Separation

Modern separation involves piping crude oil through hot furnaces. The resulting liquids and vapors are passed into distillation tower so that hydrocarbons can be separated via their boiling point. In the first step separation tower the lightest fractions, including gasoline and liquid petroleum gas (LPG), vaporize and rise to the top of the tower, where they condense back to liquids. Medium weight liquids, including kerosene and diesel oil distillates, stay in the middle. Heavier liquids, called gas oils, separate lower down, while the heaviest fractions with the highest boiling points settle at the bottom.

In the secondary separation processing unit consists of vacuum distillation column. Vacuum distillation is a part of the refining process that helps to produce petroleum products out of the heavier oils left over from atmospheric distillation. Vacuum distillation produces several types of gas oil. These are slightly heavier than middle distillates such as jet fuel, kerosene, and diesel.

Treatment

Treatment is the final process of refining, and includes combining processed products to create various octane levels, vapor pressure properties, and special properties for products used in extreme environments.
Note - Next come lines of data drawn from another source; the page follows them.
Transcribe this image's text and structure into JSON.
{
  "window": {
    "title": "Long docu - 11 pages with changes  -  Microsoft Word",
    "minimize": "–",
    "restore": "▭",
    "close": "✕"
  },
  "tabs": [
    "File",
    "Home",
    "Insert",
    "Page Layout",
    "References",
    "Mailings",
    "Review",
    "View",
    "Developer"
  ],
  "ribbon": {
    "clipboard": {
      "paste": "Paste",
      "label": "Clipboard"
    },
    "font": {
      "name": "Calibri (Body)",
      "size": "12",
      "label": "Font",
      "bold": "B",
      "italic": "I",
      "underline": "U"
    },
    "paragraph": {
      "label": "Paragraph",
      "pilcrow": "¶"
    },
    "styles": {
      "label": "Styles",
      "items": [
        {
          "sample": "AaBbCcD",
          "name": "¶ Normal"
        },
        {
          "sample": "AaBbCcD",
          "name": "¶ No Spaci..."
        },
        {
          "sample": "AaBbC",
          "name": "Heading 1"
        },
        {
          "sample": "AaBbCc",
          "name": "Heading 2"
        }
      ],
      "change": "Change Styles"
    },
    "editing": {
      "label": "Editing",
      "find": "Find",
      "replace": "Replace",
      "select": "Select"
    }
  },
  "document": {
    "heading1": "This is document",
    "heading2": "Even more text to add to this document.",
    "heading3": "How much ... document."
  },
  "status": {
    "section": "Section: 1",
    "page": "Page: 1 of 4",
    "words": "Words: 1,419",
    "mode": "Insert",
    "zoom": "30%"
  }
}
One common example of treatment is the removal of sulfur from diesel fuel, which is necessary for it to meet clean air guidelines. Treatment is highly technical and is the most time consuming step of refining.

Another treatment type of petroleum refining is merox treatment which is an extractive catalytic chemical process removing trace sulfidic components, mercaptans, from LPG, propane, butanes, light naphthas. kerosene and jet fuel by converting them to liquid hydrocarbon disulfides.

Conversion

Cracking and rearranging molecules adds value to the products. This is where refining's fanciest footwork takes place-where fractions from the distillation towers are transformed into streams that eventually become finished products. The process is simply changing one kind of hydrocarbon into another. The most widely used conversion method is called cracking because it uses heat and pressure to "crack" heavy hydrocarbon molecules into lighter ones. A cracking unit consists of one or more tall, thick-walled, bullet-shaped reactors and a network of furnaces, heat exchangers and other vessels. Cracking and coking are not the only forms of conversion. Other refinery processes, instead of splitting molecules, rearrange them to add value. Alkylation's, for example, makes gasoline components by combining some of the gaseous byproducts of cracking. The process, which essentially is cracking in reverse, takes place in a series of large. Horizontal vessels and tall. skinny towers that loom above other refinery structures. Reforming uses heat moderate pressure and catalysts to turn naphtha, a light, relatively low-value fraction. into high-octane gasoline components.